O conceito de distanásia gira em torno da problemática de definir quando a intervenção médica irá beneficiar ou não o paciente que se encontra em um estado crítico terminal, vegetativo ou um neonato concebido com seríssimas deficiências congênitas; nestes casos a intervenção médica seria fútil e inútil, uma vez que se trata de vidas inviáveis (PESSINI, 2007, p.163). Conclui assim o autor Pessini (2007, p.163):

Finalizamos nossa reflexão ética apresentando uma perspectiva de trabalho que seja de ajuda a todas as partes envolvidas (pacientes, familiares, profissionais e instituições), destacando a necessidade de se definir algumas diretrizes em torno de quando um determinado tratamento é fútil e, portanto, não deve ser aplicado. Esse desafio-tarefa é apontado pela grande maioria dos bioeticistas envolvidos na discussão da distanásia.

Para melhor se entender a distanásia e compreender a sua problemática, é importante mencionar uma história pequena porém clara sobre esta dolorosa e cruel prática, como conta Pessini (2009,p.177-178):

No interessante artigo "Escolhendo morte ou mamba em UTI (Unidade de Terapia Intensiva)", publicado, em 1991, no jornal norte-americano Washington Post, o doutor John Hansen conta uma interessante história que aqui resumimos: mamba é uma serpente africana peçonhenta, cuja picada inflige grande sofrimento antes da morte quase certa. Conta-se a história de três missionários aprisionados por uma tribo de canibais, cujo chefe lhes ofereceu entre a morte e a mamba. Dois deles, sem saber do que se tratava, escolheram a mamba e aprenderam, assim, da maneira mais cruel, o significado de uma longa e torturante agonia para só então morrer.
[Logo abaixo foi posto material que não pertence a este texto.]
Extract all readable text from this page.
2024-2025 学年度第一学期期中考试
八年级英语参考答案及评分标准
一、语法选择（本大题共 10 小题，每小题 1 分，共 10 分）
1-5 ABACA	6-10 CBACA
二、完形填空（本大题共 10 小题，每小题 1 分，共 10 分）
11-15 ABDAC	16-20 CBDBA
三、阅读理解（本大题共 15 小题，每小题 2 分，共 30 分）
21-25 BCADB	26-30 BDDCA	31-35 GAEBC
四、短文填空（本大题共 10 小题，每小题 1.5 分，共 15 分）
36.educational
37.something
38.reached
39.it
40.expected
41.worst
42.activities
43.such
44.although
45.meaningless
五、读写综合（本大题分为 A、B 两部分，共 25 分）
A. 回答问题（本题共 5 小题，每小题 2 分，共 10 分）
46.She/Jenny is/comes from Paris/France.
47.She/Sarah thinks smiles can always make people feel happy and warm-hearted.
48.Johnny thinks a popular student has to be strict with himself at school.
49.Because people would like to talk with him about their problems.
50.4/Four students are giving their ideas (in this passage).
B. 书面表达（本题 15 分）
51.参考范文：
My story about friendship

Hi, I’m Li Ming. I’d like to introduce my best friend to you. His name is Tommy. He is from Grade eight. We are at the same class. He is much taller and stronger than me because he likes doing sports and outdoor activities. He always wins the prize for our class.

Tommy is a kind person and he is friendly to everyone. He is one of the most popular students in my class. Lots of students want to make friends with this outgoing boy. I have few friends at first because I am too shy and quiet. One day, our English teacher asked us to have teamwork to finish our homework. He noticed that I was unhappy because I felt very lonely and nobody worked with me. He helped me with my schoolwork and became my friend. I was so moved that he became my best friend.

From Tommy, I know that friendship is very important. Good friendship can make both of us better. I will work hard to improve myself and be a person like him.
Diante disso, o terceiro missionário rogou logo pela morte, ao que o chefe respondeu-lhe: "Morte você terá, mas primeiro um pouquinho de mamba".

Não é isso que vem acontecendo nos nossos hospitais, que utilizam tecnologia de ponta nas UTI's? Do mesmo modo como o missionário não sabia o que significava mamba, o público, em geral, e os profissionais da saúde, em particular, desconhecem a existência e o significado da distanásia, cuja prática é muito comum nos hospitais de hoje, quando não se deixa a pessoa morrer em paz e com dignidade. Uma postura mais humana diante de um paciente sem possibilidade de cura, e que não prolongue seu sofrimento, é facilmente interpretada como eutanásia ou, então, confundida com omissão de socorro.

A ortotanásia é a prática de deixar morrer de modo natural o indivíduo que se encontra em estado terminal, sem lhe oferecer nenhuma ajuda médica, ou seja, é a morte advinda por abstenção ou omissão de cuidados (VIEIRA, 2006, p.33).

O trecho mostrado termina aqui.